If becoming a member of a well-known franchise family has always appealed to you, but the legwork involved in launching the new franchise location from scratch hasn’t, consider taking over a franchise that’s already in existence. There’s a litany of pluses involved in such a transaction, as well as a few risks and cautions.
- You’ll be up and running in no time. The greatest benefit of taking over an existing franchise is a simple one — it’s already in operation, which saves you from the hassle of going out and searching for real estate to purchase. Also, in many cases of franchise transferal, the current staff of the franchise will stay on, saving you from the stressful process of conducting interviews and hiring employees. Vendor delivery schedules will usually be nailed down and a solid customer base well established. In short, you’ll be able to get right down to the business of conducting business.

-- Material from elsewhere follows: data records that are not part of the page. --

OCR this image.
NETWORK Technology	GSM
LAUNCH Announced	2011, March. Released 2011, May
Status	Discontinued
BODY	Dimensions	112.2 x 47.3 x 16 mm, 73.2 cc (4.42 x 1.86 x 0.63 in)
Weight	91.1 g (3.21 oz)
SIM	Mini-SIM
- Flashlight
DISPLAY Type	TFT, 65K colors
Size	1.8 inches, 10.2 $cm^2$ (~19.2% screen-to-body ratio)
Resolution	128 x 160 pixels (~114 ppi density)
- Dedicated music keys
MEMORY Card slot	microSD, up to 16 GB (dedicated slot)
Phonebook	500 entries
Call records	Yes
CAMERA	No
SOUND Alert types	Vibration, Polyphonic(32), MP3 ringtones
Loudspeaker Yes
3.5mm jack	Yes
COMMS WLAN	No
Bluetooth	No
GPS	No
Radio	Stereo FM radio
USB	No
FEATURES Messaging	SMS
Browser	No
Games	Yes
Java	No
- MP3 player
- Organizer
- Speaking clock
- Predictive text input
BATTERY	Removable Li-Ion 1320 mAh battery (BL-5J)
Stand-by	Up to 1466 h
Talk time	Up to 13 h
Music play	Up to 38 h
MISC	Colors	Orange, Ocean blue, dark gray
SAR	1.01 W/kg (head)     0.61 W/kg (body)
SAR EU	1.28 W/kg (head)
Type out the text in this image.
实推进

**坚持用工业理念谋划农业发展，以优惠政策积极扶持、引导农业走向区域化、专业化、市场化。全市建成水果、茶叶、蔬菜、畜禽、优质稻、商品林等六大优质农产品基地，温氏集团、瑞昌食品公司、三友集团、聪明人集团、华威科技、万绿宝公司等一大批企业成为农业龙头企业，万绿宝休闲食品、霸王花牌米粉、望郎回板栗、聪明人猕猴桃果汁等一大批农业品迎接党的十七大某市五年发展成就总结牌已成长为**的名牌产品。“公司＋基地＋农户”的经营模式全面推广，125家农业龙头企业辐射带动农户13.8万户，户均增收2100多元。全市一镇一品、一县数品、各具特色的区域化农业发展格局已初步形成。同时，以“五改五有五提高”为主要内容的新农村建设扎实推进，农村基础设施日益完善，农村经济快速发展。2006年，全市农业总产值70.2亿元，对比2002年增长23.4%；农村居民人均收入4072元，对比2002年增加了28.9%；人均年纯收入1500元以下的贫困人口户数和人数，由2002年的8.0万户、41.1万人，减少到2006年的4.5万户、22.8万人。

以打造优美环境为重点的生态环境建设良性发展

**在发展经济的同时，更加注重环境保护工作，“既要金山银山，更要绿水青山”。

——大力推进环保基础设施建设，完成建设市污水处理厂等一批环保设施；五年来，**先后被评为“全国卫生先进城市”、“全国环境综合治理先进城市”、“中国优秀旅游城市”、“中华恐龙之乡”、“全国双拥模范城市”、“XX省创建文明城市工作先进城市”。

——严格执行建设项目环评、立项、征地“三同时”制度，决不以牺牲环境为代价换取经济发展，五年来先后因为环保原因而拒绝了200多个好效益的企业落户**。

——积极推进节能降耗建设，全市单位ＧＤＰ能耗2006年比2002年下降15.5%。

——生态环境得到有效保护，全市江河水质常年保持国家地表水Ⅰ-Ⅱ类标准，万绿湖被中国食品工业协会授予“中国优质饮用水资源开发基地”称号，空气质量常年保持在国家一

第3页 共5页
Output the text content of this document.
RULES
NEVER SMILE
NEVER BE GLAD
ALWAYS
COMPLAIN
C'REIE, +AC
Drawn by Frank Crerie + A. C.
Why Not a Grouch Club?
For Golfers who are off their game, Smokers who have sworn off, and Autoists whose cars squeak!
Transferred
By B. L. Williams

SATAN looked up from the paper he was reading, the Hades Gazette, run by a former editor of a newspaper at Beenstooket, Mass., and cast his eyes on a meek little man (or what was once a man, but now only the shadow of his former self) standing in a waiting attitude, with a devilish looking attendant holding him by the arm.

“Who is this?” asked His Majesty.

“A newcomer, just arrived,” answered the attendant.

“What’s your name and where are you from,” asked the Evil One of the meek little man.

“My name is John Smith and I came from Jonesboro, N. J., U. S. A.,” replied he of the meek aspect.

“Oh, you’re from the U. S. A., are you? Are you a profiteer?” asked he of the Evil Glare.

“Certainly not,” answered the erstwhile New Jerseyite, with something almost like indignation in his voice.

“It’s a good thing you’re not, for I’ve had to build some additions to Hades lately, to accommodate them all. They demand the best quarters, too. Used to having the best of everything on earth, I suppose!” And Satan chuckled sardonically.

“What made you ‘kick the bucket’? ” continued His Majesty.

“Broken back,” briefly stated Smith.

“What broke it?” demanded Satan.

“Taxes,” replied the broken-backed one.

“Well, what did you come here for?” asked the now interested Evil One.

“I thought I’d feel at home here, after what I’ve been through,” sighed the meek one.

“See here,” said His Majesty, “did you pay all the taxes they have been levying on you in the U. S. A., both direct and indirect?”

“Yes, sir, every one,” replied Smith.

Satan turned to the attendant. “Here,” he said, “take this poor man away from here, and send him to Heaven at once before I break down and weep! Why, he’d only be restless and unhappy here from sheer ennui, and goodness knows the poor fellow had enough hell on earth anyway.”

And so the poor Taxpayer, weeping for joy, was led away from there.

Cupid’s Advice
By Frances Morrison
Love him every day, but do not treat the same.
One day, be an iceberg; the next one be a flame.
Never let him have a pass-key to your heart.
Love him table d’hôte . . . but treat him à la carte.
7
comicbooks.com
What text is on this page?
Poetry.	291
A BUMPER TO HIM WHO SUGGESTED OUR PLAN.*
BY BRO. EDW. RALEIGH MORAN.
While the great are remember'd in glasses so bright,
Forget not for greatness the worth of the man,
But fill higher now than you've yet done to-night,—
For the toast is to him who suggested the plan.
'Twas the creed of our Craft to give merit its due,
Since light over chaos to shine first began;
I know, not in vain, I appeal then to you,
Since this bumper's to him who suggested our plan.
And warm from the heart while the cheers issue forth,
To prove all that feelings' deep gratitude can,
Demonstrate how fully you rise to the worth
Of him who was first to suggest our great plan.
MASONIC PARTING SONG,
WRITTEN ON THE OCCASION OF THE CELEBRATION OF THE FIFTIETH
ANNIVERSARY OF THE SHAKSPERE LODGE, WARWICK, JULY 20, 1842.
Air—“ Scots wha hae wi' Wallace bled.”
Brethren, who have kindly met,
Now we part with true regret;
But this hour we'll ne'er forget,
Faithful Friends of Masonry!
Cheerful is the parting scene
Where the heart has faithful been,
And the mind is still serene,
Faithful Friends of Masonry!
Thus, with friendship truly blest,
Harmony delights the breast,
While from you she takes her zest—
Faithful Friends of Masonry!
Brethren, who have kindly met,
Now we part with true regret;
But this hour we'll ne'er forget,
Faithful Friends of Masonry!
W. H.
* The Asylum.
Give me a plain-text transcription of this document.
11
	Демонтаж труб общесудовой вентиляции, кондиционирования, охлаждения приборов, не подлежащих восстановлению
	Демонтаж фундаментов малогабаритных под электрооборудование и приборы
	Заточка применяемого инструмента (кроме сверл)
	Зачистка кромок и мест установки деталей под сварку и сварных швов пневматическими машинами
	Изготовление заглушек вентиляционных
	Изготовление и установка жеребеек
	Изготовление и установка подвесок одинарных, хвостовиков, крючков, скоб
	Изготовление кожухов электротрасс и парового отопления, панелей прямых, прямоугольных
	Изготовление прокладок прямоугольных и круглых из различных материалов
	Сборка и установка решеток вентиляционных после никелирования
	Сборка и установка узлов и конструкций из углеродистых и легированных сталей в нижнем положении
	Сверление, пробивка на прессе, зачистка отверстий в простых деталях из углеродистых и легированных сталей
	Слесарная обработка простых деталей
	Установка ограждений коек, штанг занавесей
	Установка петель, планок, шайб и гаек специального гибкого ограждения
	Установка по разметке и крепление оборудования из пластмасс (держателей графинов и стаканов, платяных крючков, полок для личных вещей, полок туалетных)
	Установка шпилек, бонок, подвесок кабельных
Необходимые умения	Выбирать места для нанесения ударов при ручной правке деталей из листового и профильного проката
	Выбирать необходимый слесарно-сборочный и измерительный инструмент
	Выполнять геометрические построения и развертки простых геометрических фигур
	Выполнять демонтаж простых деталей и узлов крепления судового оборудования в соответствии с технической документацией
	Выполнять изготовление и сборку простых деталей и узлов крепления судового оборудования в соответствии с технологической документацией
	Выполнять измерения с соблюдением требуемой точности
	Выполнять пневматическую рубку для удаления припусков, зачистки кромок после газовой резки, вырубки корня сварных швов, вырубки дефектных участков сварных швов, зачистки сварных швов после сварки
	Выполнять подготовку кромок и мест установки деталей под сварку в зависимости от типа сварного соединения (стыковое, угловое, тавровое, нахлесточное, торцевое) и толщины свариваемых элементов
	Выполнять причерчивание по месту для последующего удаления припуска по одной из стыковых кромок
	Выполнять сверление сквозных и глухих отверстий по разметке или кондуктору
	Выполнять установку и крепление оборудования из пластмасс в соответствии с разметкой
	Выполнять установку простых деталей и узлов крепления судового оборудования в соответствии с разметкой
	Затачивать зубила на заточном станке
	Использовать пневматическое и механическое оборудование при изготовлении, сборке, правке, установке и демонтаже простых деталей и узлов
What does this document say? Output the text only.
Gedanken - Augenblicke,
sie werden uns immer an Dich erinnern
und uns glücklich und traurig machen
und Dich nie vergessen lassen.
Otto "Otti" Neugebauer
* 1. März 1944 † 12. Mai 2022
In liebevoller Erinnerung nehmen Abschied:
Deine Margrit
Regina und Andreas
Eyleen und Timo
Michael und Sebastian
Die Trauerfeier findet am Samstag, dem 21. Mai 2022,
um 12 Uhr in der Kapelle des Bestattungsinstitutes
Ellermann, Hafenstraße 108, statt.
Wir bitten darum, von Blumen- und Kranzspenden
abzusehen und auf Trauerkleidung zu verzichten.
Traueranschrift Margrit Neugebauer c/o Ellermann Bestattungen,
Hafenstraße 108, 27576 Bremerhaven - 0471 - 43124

- You’ll have a realistic snapshot of past profitability. That said, one shouldn’t purchase an existing franchise with expectations of an immediately booming business. One of the reasons existing franchises sometimes go up for sale is that the franchisee bails out because the business wasn’t pulling in the kind of money originally envisioned. As someone purchasing an existing franchise, you will have complete access to the business’s monetary records and earnings history. If the numbers look solid, you can feel more confident about the purchase; if earnings seem less than stellar, don’t be afraid to walk away.
- You’ll avoid certain fees. Be sure to closely inspect the franchise agreement you’re entering into. In many cases you’ll enter into the existing franchise agreement, not a new one that new franchisees would enter into. This could be of great advantage to you, especially if the fees paid to the franchisor in the existing agreement are lower than what a new franchisee would have to pay. While you won’t have to pay the new franchise fee, you’ll likely have to pay a transfer fee, which can still be considerable. Sometimes the franchise fee is calculated as a percentage of the purchase price, so be sure to factor this cost into your initial offer.
Some important things to remember:
- Learn why the departing franchisee is leaving the business! He or she could be selling the business due to poor, unstable relations with the franchisor that may plague you as well.
- Investigate the area the franchise is situated in — are age, income, and race demographics shifting in a way that could negatively impact your business? Do your homework on market trends and predictions.
- The actual purchase price for the existing franchise will be something the exiting franchisee determines, or something the two of you determine together. Do know that nearly all franchise agreements give the franchisor right of first refusal when an existing franchise is up for sale (this means that the franchisor has the legal right to purchase the franchise before it’s offered up for public sale). There is usually a window of time in which the franchisor must make this decision (if they’re even interested in purchasing), so find out how long that window stays open.